Plusieurs milliers de personnes se sont retrouvées place de la République hier soir, 19 septembre, pour une manifestation spontanée contre le gouvernement. Des échauffourées musclées se sont produites qui auraient pu bien mal tourner. De nouveaux rassemblements sont à venir.
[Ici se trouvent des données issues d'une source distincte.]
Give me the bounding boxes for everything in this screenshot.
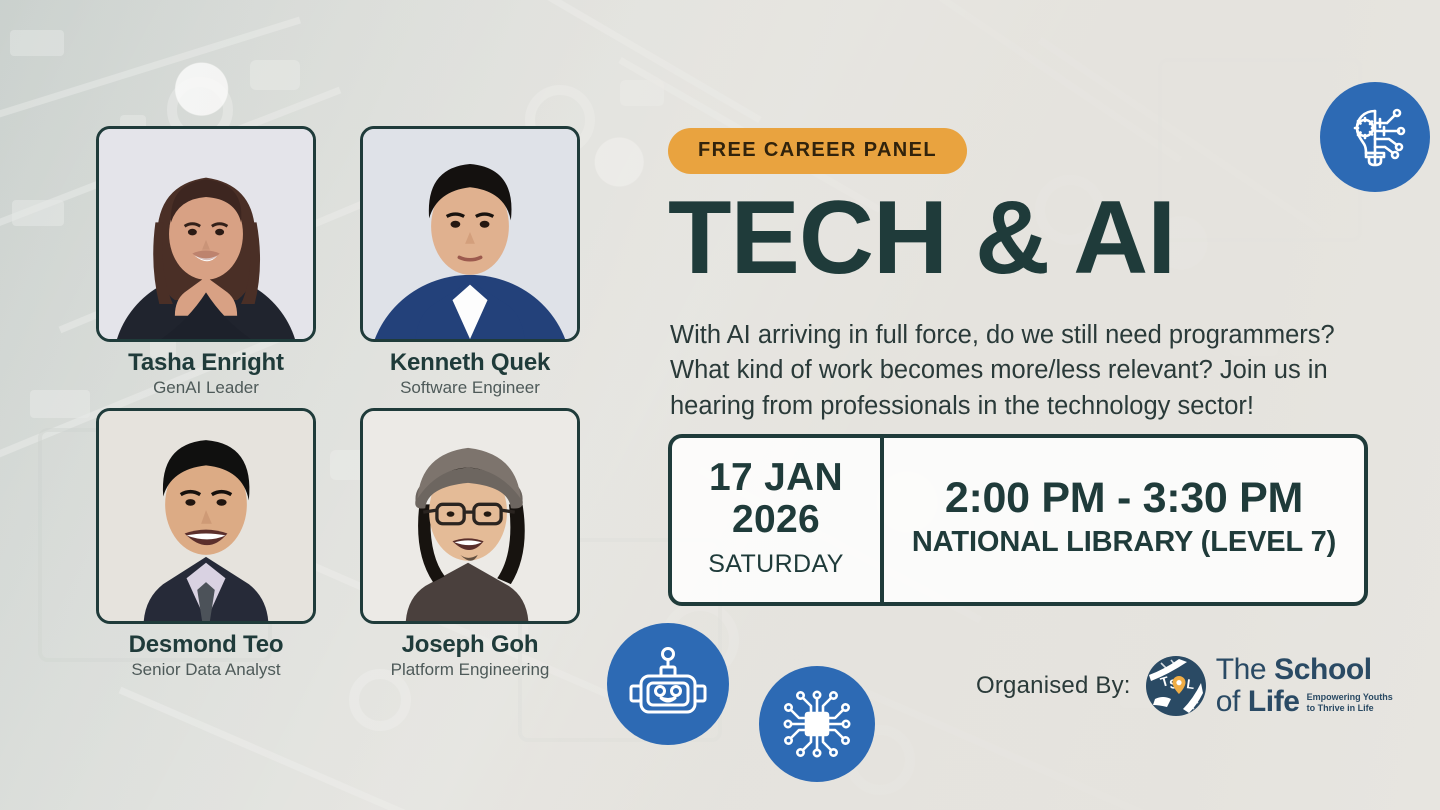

Texte et photos par Olivier Merlet
19h30 - Place de la République à Erevan. Ils ne sont encore que deux ou trois cents devant les portes du palais du gouvernement, mais ils arrivent, peu à peu, inexorablement. C'est un rassemblement spontané. Pas des manifestants en ordre de bataille : de simples citoyens, tristes et écœurés par ce qui s'est passé cet après-midi , l'attaque massive de l'Azerbaïdjan sur le Karabagh. Ils ont peur aussi. Beaucoup ont de la famille là-bas, coincée sous les tirs intenses d'artillerie à Stepanakert, à Martuni, Martakert, Askeran ou dans les villages près de Shushi. De nombreuses positions sont déjà tombées, mais les zones résidentielles ont aussi été largement touchées. On rapportait hier soir le chiffre de vingt-sept morts, des civils, dont au moins deux enfants. Les pertes militaires ne sont pas annoncées, « de très nombreux morts », soupire-t-on de groupes en groupes.
Sur les marches du palais du gouvernement, adossés au triple cordon de police qui protège le bâtiment, des militants politiques ont pris la parole, et la manifestation à leur compte. Ils haranguent la foule. On reconnait Andranik Tevanyan, sympathisant notoire de Robert Kocharyan qui hurle dans un haut-parleur. Deux ou trois autres figures moins connues de l'opposition sont à ses côtés. La tension monte au fur et à mesure que se massent la foule. Nikol traître ! », « Nikol, démission ! ».
À 20h15, la place de la République est déjà pleine aux trois quarts. Elle est bouclée : des voitures de police et même des bancs ont été installés en travers des rues adjacentes pour bloquer la circulation, mais les piétons continuent de passer. Le rassemblement est dense, les meetings lors des élections du printemps 2021 n'avaient pas rassemblé autant de monde.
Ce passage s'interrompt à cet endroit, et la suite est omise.